Increased Canvas Use in 2020 and 2021

This post is the first part of a series of Canvas Data stories where I share data trends and visualizations. Canvas use increased sharply in 2020 and remained quite high in 2021. This is evident in total views, Canvas Studio launches, online assignment submissions, and online discussion posts.

Overview

Emory University switched to remote learning in mid-March 2020 to finish the spring semester online in the early months of the COVID-19 pandemic. Most courses met online for synchronous instruction in Fall 2020 and Spring 2021. Most courses resumed meeting on campus for synchronous instruction in Fall 2021. The period of primarily online instruction accelerated trends of increasing Canvas use by our teachers and students. The data presented below show two things about increased Canvas use:

  1. Remote teaching and learning raised measures of Canvas use to new highs in 2020, including roughly doubled views, discussion posts, and online assignment submissions, as well as order of magnitude increases in Canvas Studio video usage.
  2. Canvas use stayed high compared to pre-pandemic measures throughout 2021 even as class meetings returned to campus for most courses in Fall 2021.

Data Visualizations

The visualizations for the four types of data share certain features.

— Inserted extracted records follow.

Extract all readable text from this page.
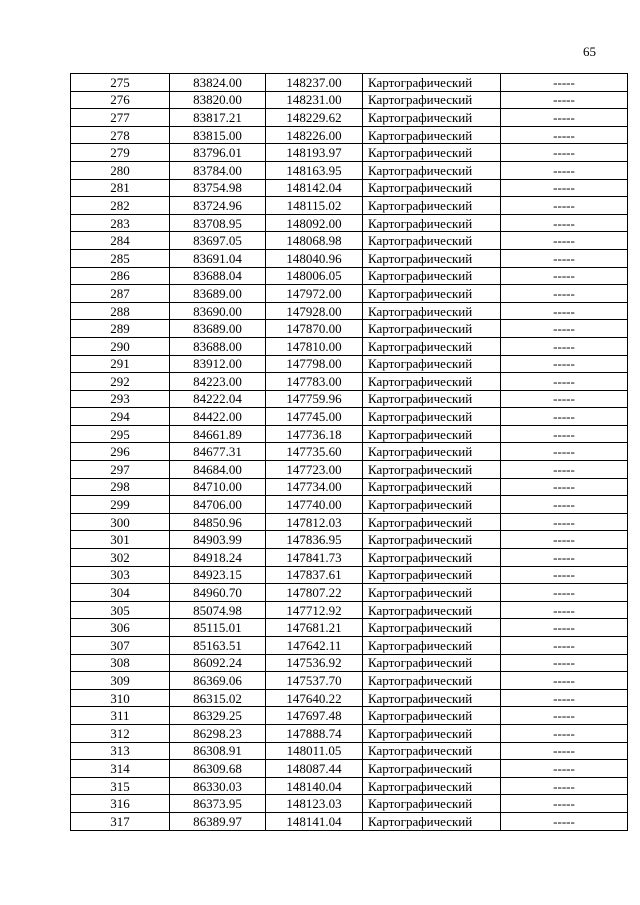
65
275	83824.00	148237.00	Картографический	-----
276	83820.00	148231.00	Картографический	-----
277	83817.21	148229.62	Картографический	-----
278	83815.00	148226.00	Картографический	-----
279	83796.01	148193.97	Картографический	-----
280	83784.00	148163.95	Картографический	-----
281	83754.98	148142.04	Картографический	-----
282	83724.96	148115.02	Картографический	-----
283	83708.95	148092.00	Картографический	-----
284	83697.05	148068.98	Картографический	-----
285	83691.04	148040.96	Картографический	-----
286	83688.04	148006.05	Картографический	-----
287	83689.00	147972.00	Картографический	-----
288	83690.00	147928.00	Картографический	-----
289	83689.00	147870.00	Картографический	-----
290	83688.00	147810.00	Картографический	-----
291	83912.00	147798.00	Картографический	-----
292	84223.00	147783.00	Картографический	-----
293	84222.04	147759.96	Картографический	-----
294	84422.00	147745.00	Картографический	-----
295	84661.89	147736.18	Картографический	-----
296	84677.31	147735.60	Картографический	-----
297	84684.00	147723.00	Картографический	-----
298	84710.00	147734.00	Картографический	-----
299	84706.00	147740.00	Картографический	-----
300	84850.96	147812.03	Картографический	-----
301	84903.99	147836.95	Картографический	-----
302	84918.24	147841.73	Картографический	-----
303	84923.15	147837.61	Картографический	-----
304	84960.70	147807.22	Картографический	-----
305	85074.98	147712.92	Картографический	-----
306	85115.01	147681.21	Картографический	-----
307	85163.51	147642.11	Картографический	-----
308	86092.24	147536.92	Картографический	-----
309	86369.06	147537.70	Картографический	-----
310	86315.02	147640.22	Картографический	-----
311	86329.25	147697.48	Картографический	-----
312	86298.23	147888.74	Картографический	-----
313	86308.91	148011.05	Картографический	-----
314	86309.68	148087.44	Картографический	-----
315	86330.03	148140.04	Картографический	-----
316	86373.95	148123.03	Картографический	-----
317	86389.97	148141.04	Картографический	-----
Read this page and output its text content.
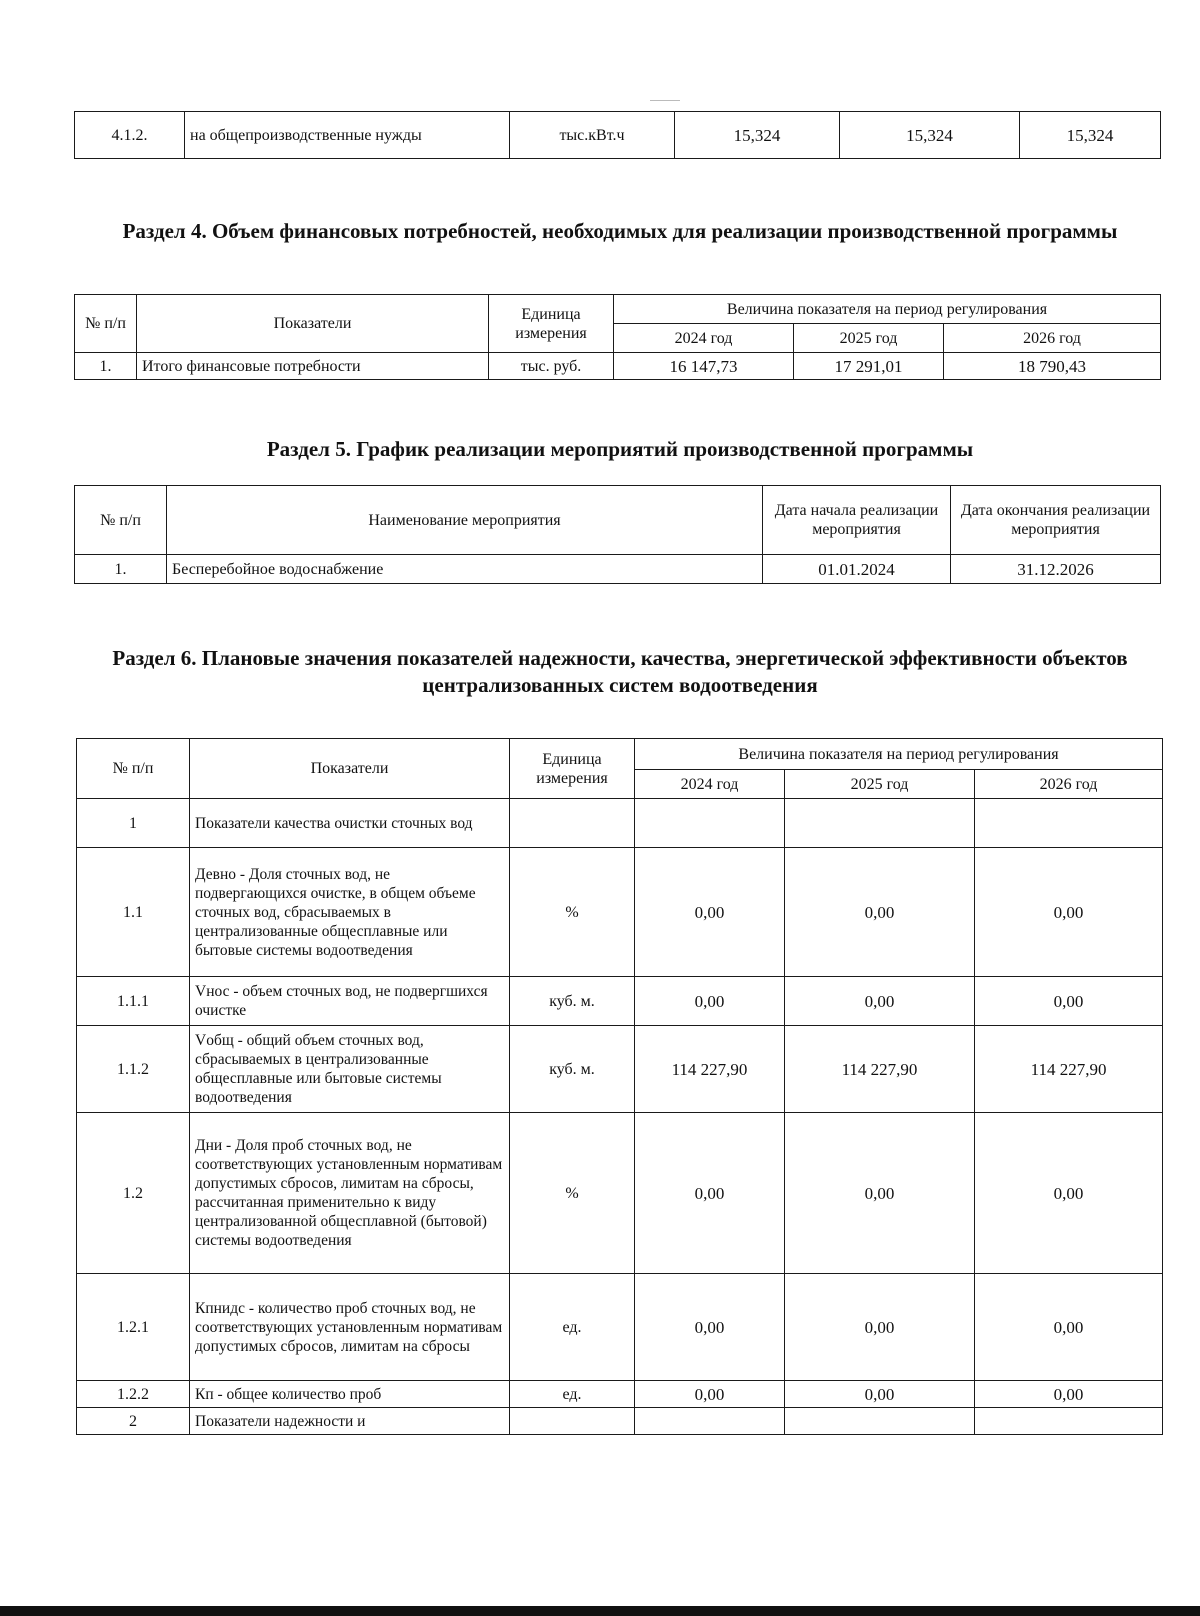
4.1.2.	на общепроизводственные нужды	тыс.кВт.ч	15,324	15,324	15,324
Раздел 4. Объем финансовых потребностей, необходимых для реализации производственной программы
№ п/п	Показатели	Единица измерения	Величина показателя на период регулирования		
			2024 год	2025 год	2026 год
1.	Итого финансовые потребности	тыс. руб.	16 147,73	17 291,01	18 790,43
Раздел 5. График реализации мероприятий производственной программы
№ п/п	Наименование мероприятия	Дата начала реализации мероприятия	Дата окончания реализации мероприятия
1.	Бесперебойное водоснабжение	01.01.2024	31.12.2026
Раздел 6. Плановые значения показателей надежности, качества, энергетической эффективности объектов централизованных систем водоотведения
№ п/п	Показатели	Единица измерения	Величина показателя на период регулирования		
			2024 год	2025 год	2026 год
1	Показатели качества очистки сточных вод				
1.1	Девно - Доля сточных вод, не подвергающихся очистке, в общем объеме сточных вод, сбрасываемых в централизованные общесплавные или бытовые системы водоотведения	%	0,00	0,00	0,00
1.1.1	Vнос - объем сточных вод, не подвергшихся очистке	куб. м.	0,00	0,00	0,00
1.1.2	Vобщ - общий объем сточных вод, сбрасываемых в централизованные общесплавные или бытовые системы водоотведения	куб. м.	114 227,90	114 227,90	114 227,90
1.2	Дни - Доля проб сточных вод, не соответствующих установленным нормативам допустимых сбросов, лимитам на сбросы, рассчитанная применительно к виду централизованной общесплавной (бытовой) системы водоотведения	%	0,00	0,00	0,00
1.2.1	Кпнидс - количество проб сточных вод, не соответствующих установленным нормативам допустимых сбросов, лимитам на сбросы	ед.	0,00	0,00	0,00
1.2.2	Кп - общее количество проб	ед.	0,00	0,00	0,00
2	Показатели надежности и				
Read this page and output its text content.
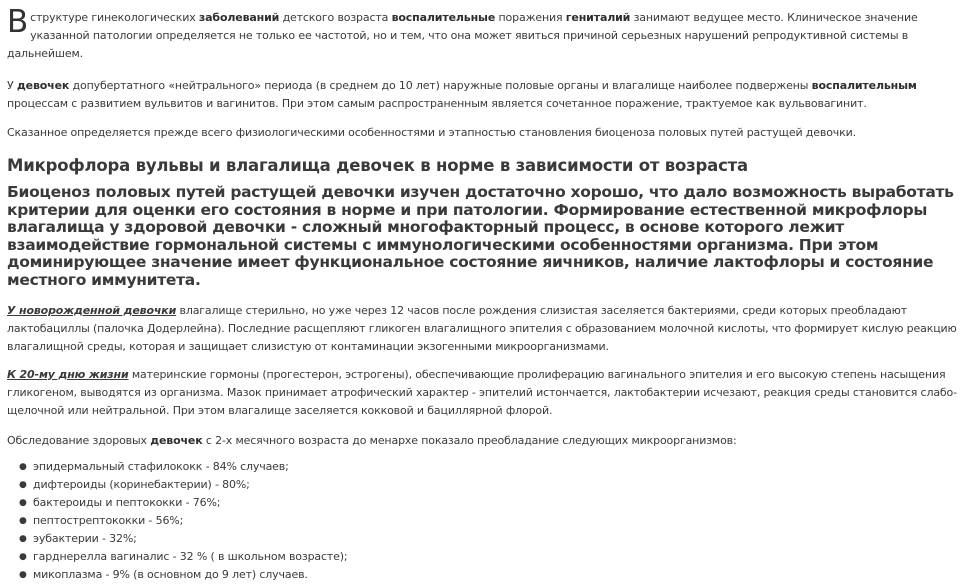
В структуре гинекологических заболеваний детского возраста воспалительные поражения гениталий занимают ведущее место. Клиническое значение указанной патологии определяется не только ее частотой, но и тем, что она может явиться причиной серьезных нарушений репродуктивной системы в дальнейшем.

У девочек допубертатного «нейтрального» периода (в среднем до 10 лет) наружные половые органы и влагалище наиболее подвержены воспалительным процессам с развитием вульвитов и вагинитов. При этом самым распространенным является сочетанное поражение, трактуемое как вульвовагинит.

Сказанное определяется прежде всего физиологическими особенностями и этапностью становления биоценоза половых путей растущей девочки.

Микрофлора вульвы и влагалища девочек в норме в зависимости от возраста
Биоценоз половых путей растущей девочки изучен достаточно хорошо, что дало возможность выработать критерии для оценки его состояния в норме и при патологии. Формирование естественной микрофлоры влагалища у здоровой девочки - сложный многофакторный процесс, в основе которого лежит взаимодействие гормональной системы с иммунологическими особенностями организма. При этом доминирующее значение имеет функциональное состояние яичников, наличие лактофлоры и состояние местного иммунитета.

У новорожденной девочки влагалище стерильно, но уже через 12 часов после рождения слизистая заселяется бактериями, среди которых преобладают лактобациллы (палочка Додерлейна). Последние расщепляют гликоген влагалищного эпителия с образованием молочной кислоты, что формирует кислую реакцию влагалищной среды, которая и защищает слизистую от контаминации экзогенными микроорганизмами.

К 20-му дню жизни материнские гормоны (прогестерон, эстрогены), обеспечивающие пролиферацию вагинального эпителия и его высокую степень насыщения гликогеном, выводятся из организма. Мазок принимает атрофический характер - эпителий истончается, лактобактерии исчезают, реакция среды становится слабо-щелочной или нейтральной. При этом влагалище заселяется кокковой и бациллярной флорой.

Обследование здоровых девочек с 2-х месячного возраста до менархе показало преобладание следующих микроорганизмов:

● эпидермальный стафилококк - 84% случаев;
● дифтероиды (коринебактерии) - 80%;
● бактероиды и пептококки - 76%;
● пептострептококки - 56%;
● эубактерии - 32%;
● гарднерелла вагиналис - 32 % ( в школьном возрасте);
● микоплазма - 9% (в основном до 9 лет) случаев.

  • Each year is a line plotted between points representing weekly totals.
  • Each year’s line is the same color in each image.
  • Grand totals for included weeks are provided for annual comparisons.
  • Winter break and summer weeks are filtered out of lines and grand totals.
  • Weekly course counts determine line thickness for Studio launches, online submissions, and discussion posts.
  • Peak weeks for selected years are labeled on each chart.
  • Peak week unique user and course counts are available for Studio launches, online submissions, and discussion posts.
  • Non-OPUS and sandbox courses are filtered out for Studio launches, online submissions, and discussion posts.

Views

When a user opens a page, a file, or some other type of content, or if they post a discussion reply, assignment submission, or in some way add content, Canvas logs the request to do so, which we call a “view.” The overall peak week was in Fall 2020. Total views nearly doubled from 2019 to 2021, and the 2021 total for included weeks topped 1 billion views.

Canvas Studio Launches

When a user opens a Studio video module link or a content item with an embedded Studio video, Canvas logs the request to launch the tool. This is the most detailed data currently available, so we use it even though it does not directly measure video watching. In 2019, we piloted Canvas Studio in spring and made it available to all courses in fall. The weekly number of launches increased very significantly in the first part of Spring 2020, and after the switch to remote learning weekly launches were on the next order of magnitude. Total launches in 2021 topped those in 2020, and the weekly courses and launches for Studio remained high in Fall 2021.

Online Submissions

Canvas records when a student submits something (file attachment, media recording, URL, external tool activity) to an assignment, posts in a graded discussion, or submits a quiz. This data is presented by week of submission. The total submissions doubled from 2019 to 2020 and even increased in 2021. From the peak week of 2019 to the peak week of 2020 the number of courses receiving online submissions increased by over 600 and submissions more than doubled.

Discussion Posts

Canvas records when users post in the Discussions tool. Weekly data for posts in academic courses are shown below. Total posts more than doubled from 2019 to 2020. In 2021 the total, peak week users, and peak week courses decreased, but they remained much higher than in 2019.